Ermittlungen gegen Soldaten
Keine aussagekräftigen Zeugen – Polizei und Anklagebehörde tappen im Dunkeln. Der Vorwurf der Vergewaltigung durch Bundesheer-Angehörige steht im Raum. Vor 45 Jahren soll das Martyrium einer heute 61-jährigen Tirolerin stattgefunden haben. Die Chancen auf eine Klärung gehen gegen null.
Der KURIER berichtete am 19. August 2012 über das Schicksal der Frau. Februar 1968, Faschingsball in der Mädchen-Erziehungsanstalt St. Martin in Tirol: Das damals 16-jährige Mädchen soll von mehreren Männern in Uniform vergewaltigt worden sein. Im Jahr darauf habe sich Ähnliches ereignet. Wieder seien es Soldaten gewesen.

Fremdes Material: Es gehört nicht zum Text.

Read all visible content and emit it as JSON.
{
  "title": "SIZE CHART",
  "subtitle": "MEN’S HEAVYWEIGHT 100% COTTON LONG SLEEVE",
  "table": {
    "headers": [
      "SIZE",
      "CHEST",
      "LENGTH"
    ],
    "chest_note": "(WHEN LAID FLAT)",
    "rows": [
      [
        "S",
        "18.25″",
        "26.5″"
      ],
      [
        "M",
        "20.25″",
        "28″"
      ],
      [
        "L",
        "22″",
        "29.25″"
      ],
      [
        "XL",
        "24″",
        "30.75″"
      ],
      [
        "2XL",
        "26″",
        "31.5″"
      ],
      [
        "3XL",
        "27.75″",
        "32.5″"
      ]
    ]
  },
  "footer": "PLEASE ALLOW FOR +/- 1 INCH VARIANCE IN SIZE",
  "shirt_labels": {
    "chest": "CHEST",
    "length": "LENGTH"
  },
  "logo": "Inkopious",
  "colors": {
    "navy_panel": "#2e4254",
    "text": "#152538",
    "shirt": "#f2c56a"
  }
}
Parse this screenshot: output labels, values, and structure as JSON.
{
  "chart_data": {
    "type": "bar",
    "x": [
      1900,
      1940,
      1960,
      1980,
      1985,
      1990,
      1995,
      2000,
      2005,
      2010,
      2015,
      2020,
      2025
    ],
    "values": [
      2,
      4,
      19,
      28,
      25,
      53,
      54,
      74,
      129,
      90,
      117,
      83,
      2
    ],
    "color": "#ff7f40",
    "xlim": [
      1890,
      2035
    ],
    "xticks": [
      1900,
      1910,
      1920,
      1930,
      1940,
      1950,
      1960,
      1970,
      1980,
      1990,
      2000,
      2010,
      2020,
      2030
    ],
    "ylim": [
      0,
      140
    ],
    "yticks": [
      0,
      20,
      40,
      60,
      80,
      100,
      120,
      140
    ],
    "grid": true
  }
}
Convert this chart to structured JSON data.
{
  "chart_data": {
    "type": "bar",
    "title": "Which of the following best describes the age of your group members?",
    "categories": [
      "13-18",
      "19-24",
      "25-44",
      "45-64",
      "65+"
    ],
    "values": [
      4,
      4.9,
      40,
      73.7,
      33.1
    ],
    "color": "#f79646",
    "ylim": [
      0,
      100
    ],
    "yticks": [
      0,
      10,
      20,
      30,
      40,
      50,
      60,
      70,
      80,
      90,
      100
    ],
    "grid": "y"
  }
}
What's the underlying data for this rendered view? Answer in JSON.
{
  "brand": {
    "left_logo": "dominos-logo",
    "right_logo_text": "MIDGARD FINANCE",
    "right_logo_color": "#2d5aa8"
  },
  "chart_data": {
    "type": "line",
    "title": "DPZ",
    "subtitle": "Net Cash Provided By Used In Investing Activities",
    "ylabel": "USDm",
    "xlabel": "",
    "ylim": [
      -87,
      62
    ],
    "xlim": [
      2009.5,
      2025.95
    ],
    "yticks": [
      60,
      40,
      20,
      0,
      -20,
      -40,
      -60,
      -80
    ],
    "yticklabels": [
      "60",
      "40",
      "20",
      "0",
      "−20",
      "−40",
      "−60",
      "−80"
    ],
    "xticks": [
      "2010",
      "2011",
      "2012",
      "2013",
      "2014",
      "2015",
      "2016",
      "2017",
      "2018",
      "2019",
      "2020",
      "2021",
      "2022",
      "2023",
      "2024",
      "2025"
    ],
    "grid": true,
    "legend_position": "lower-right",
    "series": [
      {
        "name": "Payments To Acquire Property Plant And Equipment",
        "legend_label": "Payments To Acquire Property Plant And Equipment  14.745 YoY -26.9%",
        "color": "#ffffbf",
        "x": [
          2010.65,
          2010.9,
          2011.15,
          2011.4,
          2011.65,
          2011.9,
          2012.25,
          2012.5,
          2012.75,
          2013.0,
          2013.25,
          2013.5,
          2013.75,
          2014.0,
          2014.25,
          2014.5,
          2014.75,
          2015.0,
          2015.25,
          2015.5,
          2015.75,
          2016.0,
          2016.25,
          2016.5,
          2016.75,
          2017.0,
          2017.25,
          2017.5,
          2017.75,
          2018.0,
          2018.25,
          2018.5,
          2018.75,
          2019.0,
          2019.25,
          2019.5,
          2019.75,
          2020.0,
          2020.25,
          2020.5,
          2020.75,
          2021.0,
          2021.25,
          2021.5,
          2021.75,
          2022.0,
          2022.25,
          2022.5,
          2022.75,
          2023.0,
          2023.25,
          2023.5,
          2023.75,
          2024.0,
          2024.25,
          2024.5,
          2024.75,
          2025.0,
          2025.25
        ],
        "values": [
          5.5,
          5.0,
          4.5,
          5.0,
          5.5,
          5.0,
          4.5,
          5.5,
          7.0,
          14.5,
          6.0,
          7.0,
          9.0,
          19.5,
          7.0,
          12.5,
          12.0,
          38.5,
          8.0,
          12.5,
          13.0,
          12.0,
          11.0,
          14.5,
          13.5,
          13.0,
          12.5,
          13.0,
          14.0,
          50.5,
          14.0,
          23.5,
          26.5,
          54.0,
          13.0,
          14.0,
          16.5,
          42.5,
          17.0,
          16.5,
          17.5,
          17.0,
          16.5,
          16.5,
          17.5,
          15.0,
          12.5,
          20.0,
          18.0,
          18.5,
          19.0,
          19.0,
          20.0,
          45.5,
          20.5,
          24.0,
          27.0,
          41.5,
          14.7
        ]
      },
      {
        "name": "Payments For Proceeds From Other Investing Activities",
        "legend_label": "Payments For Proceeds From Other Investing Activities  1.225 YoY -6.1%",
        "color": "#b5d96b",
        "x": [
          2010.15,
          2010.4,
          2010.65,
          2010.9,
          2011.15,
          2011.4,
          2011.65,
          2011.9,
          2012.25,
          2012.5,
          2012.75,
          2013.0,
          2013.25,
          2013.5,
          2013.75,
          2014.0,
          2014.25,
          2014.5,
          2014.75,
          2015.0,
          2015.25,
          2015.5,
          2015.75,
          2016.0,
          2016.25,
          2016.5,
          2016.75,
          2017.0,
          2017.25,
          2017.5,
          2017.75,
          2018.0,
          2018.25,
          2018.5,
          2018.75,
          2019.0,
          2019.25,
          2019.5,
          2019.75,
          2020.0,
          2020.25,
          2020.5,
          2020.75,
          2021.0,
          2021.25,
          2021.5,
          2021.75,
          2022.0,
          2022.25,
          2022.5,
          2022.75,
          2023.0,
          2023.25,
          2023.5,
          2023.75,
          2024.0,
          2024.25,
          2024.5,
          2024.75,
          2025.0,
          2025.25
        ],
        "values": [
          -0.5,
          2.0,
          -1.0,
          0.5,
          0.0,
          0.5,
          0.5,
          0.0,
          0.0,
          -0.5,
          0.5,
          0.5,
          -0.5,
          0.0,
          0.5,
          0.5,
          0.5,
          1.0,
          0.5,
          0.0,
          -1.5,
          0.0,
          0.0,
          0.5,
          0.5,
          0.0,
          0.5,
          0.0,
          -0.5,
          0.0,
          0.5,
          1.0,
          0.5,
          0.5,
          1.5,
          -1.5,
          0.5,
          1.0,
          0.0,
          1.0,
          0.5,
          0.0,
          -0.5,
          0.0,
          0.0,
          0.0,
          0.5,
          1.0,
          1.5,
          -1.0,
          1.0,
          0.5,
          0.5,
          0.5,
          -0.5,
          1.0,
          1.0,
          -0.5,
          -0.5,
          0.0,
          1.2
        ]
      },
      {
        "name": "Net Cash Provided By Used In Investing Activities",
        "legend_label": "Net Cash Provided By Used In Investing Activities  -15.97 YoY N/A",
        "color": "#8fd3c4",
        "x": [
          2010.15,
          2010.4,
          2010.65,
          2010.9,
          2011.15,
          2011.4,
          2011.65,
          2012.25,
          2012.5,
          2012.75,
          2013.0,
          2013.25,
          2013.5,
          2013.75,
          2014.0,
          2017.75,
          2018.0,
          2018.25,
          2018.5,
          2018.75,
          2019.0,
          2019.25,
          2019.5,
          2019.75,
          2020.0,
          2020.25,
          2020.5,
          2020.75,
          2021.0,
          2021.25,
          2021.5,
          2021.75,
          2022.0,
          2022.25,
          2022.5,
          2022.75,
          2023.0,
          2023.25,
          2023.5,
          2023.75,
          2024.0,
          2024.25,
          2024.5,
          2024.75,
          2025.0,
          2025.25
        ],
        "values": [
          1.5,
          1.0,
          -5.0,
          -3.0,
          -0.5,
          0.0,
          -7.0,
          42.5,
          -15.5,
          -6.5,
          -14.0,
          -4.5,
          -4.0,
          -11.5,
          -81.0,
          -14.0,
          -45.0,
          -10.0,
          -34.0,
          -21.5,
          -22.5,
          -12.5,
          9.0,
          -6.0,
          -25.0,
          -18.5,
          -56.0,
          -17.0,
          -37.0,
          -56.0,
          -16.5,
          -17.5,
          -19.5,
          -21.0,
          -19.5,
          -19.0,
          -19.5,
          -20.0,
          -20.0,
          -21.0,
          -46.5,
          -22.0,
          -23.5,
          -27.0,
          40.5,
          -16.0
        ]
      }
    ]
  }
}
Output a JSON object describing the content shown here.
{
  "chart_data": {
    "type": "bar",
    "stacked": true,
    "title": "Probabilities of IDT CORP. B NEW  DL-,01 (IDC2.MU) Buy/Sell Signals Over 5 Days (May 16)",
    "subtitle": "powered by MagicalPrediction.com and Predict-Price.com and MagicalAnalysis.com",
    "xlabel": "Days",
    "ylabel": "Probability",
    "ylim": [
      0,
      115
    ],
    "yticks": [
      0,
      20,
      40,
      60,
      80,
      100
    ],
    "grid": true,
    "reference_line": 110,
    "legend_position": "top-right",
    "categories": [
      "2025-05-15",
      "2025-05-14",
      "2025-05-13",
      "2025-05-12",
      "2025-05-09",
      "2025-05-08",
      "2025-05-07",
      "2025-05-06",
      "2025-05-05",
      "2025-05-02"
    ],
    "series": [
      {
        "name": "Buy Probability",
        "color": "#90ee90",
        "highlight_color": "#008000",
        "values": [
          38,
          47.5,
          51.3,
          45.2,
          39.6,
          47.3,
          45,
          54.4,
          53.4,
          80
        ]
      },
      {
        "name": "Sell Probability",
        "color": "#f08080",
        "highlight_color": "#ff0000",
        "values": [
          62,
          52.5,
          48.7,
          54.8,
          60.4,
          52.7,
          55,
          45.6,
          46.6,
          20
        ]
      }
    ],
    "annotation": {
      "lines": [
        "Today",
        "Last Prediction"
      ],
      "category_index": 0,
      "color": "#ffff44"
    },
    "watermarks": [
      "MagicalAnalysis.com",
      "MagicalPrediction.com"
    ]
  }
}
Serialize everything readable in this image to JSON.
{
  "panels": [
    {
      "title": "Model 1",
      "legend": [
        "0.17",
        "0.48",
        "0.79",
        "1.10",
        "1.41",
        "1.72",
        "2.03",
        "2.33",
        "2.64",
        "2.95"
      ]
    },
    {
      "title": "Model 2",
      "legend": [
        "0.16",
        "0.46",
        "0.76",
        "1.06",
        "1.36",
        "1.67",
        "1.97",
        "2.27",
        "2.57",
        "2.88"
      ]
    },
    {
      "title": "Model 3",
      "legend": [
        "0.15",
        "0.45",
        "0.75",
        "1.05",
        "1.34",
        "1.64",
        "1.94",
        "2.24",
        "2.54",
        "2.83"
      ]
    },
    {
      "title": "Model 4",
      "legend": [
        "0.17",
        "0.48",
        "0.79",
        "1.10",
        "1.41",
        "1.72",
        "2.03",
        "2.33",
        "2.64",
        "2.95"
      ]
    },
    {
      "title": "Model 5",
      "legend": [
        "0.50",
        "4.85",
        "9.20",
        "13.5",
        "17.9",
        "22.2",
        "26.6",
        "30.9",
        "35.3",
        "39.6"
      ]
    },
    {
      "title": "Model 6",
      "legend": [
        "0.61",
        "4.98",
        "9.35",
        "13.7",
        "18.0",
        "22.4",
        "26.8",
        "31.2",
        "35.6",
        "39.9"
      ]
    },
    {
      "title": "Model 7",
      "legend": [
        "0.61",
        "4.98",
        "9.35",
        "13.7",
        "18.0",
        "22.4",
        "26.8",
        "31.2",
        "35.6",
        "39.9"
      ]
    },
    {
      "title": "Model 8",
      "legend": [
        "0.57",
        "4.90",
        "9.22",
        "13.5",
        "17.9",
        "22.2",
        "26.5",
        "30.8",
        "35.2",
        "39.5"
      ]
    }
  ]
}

Mittlerweile hat die 61-Jährige ihre Aussage bei der Staatsanwaltschaft Innsbruck zu Protokoll gegeben. „Erhebungen beim Landeskriminalamt Tirol sind im Gange“, erklärt Staatsanwältin Renate Nötzold. Obwohl es Fotos vom Ball 1968 gibt, auf dem Heeresangehörige zu erkennen sind, war es bisher anscheinend nicht möglich, Genaueres über die Veranstaltung herauszufinden.
Ohne auf Details einzugehen, die Darstellung der damaligen Geschehnisse durch die Betroffene im Vernehmungsprotokoll: Eine Erzieherin habe sie in einen Raum geschickt. „Ich sollte mich im Krankenzimmer, das zu diesem Zeitpunkt noch leer war, derweil ausziehen.“ Sie habe sich gewundert, da sie nicht krank war. Aber: „Man hat ja folgen müssen.“
Drei Männer
Dann sei „ein Bundesheerler“ in den Raum gekommen und habe sich auf sie geworfen und sie vergewaltigt. „Ich wusste gar nicht, was da mit mir passiert. Ich habe geweint, nicht geschrien.“ Ein weiterer Uniformierter sei anschließend ebenfalls über sie hergefallen. Zumindest ein dritter Mann sei damals noch im Zimmer gewesen. Als alles vorbei war, sei die Erzieherin zurückgekommen. „Sie hat gesagt: ,Du Drecksau, jetzt gehst du duschen.‘“
Auch andere Mädchen seien an den beiden Ball-Abenden von der Erzieherin in ein Zimmer gebracht worden, sagt die Betroffene. „Was dort passiert ist, weiß ich aber nicht.“ Beim KURIER hat sich eine weitere Zeugin gemeldet, die zumindest bestätigen kann, dass einzelne Mädchen vom Ball-Geschehen weggeholt worden sind. Auch sie wisse jedoch nicht, was sich hinter verschlossenen Türen abgespielt hat.
„Es hat sich nichts Neues ergeben“, heißt es seitens des Innsbrucker Landeskriminalamtes. Bisher seien die Aussagen der 61-Jährigen „nicht bestätigt“ worden. An die hundert Leute hätten bei der im August eingerichteten Bundesheer-Hotline angerufen. „Aber es ist wenig Aussagekräftiges dabei.“ Die Erzieherin, die das Mädchen 1968 in das Zimmer geschickt haben soll, sei mutmaßlich dement, erklärt die Polizei. Kontakt zu ihr habe man aber noch keinen gehabt.
Auch die damalige Heimleiterin Herta T., die derzeit nahe Wien lebt, wurde vom LKA Tirol bis dato nicht kontaktiert. Dem KURIER gegenüber wies sie die Vorwürfe zurück. Ein Ex-Politiker, der auf einem der Ball-Fotos, die dem KURIER (und der Staatsanwaltschaft) vorliegen, erkannt wurde, sei ebenfalls noch nicht befragt worden.
„Zerbrochene Psyche“
Die Frau steht mit ihrer Aussage nach wie vor alleine da. Ihr Anwalt Mario Mandl hofft dennoch, die Vorfälle zu klären: „Es gibt einige Leute, die auf Fotos zu erkennen sind.“ Bedauern äußert er für seine Mandantin. „Jedes ehemalige Heimkind muss seine Tragödie selber tragen. Bei jedem bleibt eine zerbrochene Psyche zurück.“ Und die Gewissheit, dass ein Verbrechen nach so langer Zeit kaum geklärt werden kann.